Oleh : Sirra Prayuna ( Advokat) Waketum Front Kebangsaan.
Presiden Jokowi dalam sambutan perayaan hari ulang tahun HUT ke-59 Partai Golkar, 6 November 2023, mengatakan;
“Yang saya lihat akhir-akhir ini adalah terlalu banyak dramanya, terlalu banyak sinetronnya, sinetron yang kita lihat,”
“Mestinya kan pertarungan gagasan, pertarungan ide, bukan pertarungan perasaan. Kalau yang terjadi pertarungan perasaan repot semua kita,” .
Diawal dengan mengutif pidato Presiden Jokowi. Pernyataan Presiden sebuah ungkapan seperti pribahasa “menepuk air didulang terpercik dimuka sendiri”
Pernyataan Presiden adalah kalimat yang merefleksikan sebuah keresahan tehadap gonjang ganjing situasi politik menjelang pemilu 2024.
Pernyataan tersebut sesungguhnya diarahkan untuk siapa?. Tentunya publik akan menduga bahwa di arakah kepada PDI Perjuangan, karena PDI Perjuangan dengan tegas telah menarik garis demarkasi, “Yang dulunya kawan, sekarang menjadi lawan”.
Gestur Presiden dalam pidatonya adalah gestur kegalauan, kekecewaan dan kemarahan. Jika kita telisik, bukankah gonjang ganjing bangsa ini lahir dari adanya persekongkolan lingkaran istana.
Publik akan selalu ingat dan tak bisa melupakanya. Presiden acap kali mengumbar pernyataan diberbagai kesempatan, seperti terkait soal cawe cawe, Presiden mengatakan “tidak ikut cawe cawe dalam urusan pilpres, bukan urusan saya, tetapi urusan partai politik atau gabungan partai politik. Demikian halnya degan sang putra mahkota. Saat ditanya awak media, wacana Gibran yang kencang akan maju sebagai cawapres, jawabanya presiden, “yang benar saja, baru dua tahun jadi walikota, ngga logik.
Pernyataan tersebut sebuah gambaran awal keresahan gonjang ganjing politik menjelang pemilu karena diciptakannya sendiri. Jadi keresahan tersebut adapah keresahan dirinya sendiri dan bukan merupakan keresahan yang mempresentasikan perasaan anak bangsa rakyat Indonesia. Keresahan pergulatan bathinya yang tidak menduga akan reaksi kemarahan rakyat atas prilaku politiknya yang anti demokrasi, menginjak-injak Konstitusi, merusak bagunan sistem bernegara serta merontokkan Mahkamah Konstitusi sebagai benteng penjaga Konstitusi.

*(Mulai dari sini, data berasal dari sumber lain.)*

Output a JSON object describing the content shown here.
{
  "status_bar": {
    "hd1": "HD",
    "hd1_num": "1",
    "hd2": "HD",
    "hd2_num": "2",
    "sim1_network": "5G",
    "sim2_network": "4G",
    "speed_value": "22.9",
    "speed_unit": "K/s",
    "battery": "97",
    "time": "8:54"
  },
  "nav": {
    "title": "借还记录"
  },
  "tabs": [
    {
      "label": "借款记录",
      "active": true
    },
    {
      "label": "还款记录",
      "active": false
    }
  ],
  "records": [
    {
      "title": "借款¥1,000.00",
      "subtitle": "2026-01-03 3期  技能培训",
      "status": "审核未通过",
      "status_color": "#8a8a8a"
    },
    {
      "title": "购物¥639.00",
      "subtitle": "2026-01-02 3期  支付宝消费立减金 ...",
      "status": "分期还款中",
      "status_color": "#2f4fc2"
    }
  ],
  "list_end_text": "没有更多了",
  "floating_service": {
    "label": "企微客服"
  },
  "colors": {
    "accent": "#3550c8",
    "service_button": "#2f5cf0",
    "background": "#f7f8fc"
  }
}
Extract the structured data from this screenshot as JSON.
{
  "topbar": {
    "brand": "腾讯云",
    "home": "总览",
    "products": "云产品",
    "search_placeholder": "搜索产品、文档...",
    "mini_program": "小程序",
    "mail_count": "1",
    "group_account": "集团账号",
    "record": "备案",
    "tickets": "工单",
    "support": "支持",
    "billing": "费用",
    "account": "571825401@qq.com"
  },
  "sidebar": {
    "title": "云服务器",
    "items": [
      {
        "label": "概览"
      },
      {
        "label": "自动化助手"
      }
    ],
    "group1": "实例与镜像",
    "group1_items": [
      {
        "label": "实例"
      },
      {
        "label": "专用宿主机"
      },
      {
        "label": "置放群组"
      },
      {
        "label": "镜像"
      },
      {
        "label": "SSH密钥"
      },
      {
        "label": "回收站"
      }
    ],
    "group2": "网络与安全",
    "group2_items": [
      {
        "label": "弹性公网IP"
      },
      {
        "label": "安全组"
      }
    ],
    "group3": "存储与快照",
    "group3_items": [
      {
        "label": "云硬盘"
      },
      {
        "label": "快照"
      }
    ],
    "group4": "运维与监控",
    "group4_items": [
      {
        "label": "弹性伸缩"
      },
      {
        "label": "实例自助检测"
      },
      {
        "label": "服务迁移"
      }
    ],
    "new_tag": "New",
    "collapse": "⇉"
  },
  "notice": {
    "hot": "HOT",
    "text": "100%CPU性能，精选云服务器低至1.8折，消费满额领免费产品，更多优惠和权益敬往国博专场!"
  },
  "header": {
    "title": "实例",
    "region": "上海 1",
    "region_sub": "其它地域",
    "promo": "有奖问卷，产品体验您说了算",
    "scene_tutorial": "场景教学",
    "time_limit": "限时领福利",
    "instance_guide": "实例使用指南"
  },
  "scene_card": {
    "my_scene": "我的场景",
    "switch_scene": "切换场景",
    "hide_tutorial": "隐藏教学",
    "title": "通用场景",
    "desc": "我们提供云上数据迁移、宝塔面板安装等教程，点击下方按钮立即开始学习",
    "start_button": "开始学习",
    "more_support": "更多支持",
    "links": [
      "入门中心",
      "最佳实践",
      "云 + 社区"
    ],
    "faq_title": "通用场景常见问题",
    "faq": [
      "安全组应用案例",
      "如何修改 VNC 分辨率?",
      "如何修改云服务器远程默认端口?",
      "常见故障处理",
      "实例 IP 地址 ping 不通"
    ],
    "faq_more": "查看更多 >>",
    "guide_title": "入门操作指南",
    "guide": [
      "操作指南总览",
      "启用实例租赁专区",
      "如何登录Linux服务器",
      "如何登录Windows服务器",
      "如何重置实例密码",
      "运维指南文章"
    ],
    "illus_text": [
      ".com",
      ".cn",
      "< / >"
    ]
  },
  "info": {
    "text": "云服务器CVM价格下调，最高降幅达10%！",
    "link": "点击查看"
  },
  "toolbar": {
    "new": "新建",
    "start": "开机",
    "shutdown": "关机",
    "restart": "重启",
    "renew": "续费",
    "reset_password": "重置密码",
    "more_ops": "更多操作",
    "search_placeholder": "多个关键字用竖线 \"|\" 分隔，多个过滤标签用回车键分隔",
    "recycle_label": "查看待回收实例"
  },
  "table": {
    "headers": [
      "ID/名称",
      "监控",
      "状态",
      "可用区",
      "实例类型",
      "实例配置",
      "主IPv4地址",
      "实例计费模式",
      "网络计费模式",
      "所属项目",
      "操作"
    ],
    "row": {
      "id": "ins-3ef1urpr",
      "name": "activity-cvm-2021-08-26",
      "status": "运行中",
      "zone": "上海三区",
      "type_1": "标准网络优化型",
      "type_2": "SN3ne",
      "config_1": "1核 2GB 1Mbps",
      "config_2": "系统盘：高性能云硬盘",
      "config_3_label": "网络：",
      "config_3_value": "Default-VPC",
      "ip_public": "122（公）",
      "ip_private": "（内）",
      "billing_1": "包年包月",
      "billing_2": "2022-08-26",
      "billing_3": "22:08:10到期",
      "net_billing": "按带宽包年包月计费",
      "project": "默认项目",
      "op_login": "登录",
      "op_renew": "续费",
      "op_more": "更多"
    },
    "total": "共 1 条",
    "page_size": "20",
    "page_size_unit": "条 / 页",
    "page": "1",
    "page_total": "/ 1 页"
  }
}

Ungkapan, mengedepankan pertarungan gagasan oleh Presiden, justru, dinamika diskursus ide dan gahasan tidak kita temukan. Pertarungan gagasan kebangsaan semestinya dilandasi oleh moral dan etika serta hukum yang adil berdasarkan Pancasila dan UUD 1945.
Bukankah pergulatan ide dan gagasan kebangsaan yang paling mendasar berada di dalam Konstitusi kita. Tak perlu jauh jauh mencarinya, karena Konstitusi adalah suatu norma yang merumuskan arah dan haluan bernegara bangsa, mengatur kelembagaan dan kekuasaan Presiden, mengatur tentang demokrasi dan nilai nilai sistem hukum bernegara yang adil. Jika fundamental normanya tidak dipedomani, bagaimana mau berdialektika kebangsaan yang sehat dan demokratis serta taat asas berlandaskan morel dan etika.
Presiden hanya pandai mengurai kata- kata, akan tapi tidak cakap dalam mewujudkan kata -kata dalam suatu perbuatan.
Kebenaran tidak dapat dimonopoli kekuasaan, karena sumber kebenaran paling otentik dan hakiki adalah kebenaran yang lahir dari suara rakyat.
Presidan lupa atau sengaja melupakan sebuah pepatah “menepuk air didulang, terpercik dimuka sendiri.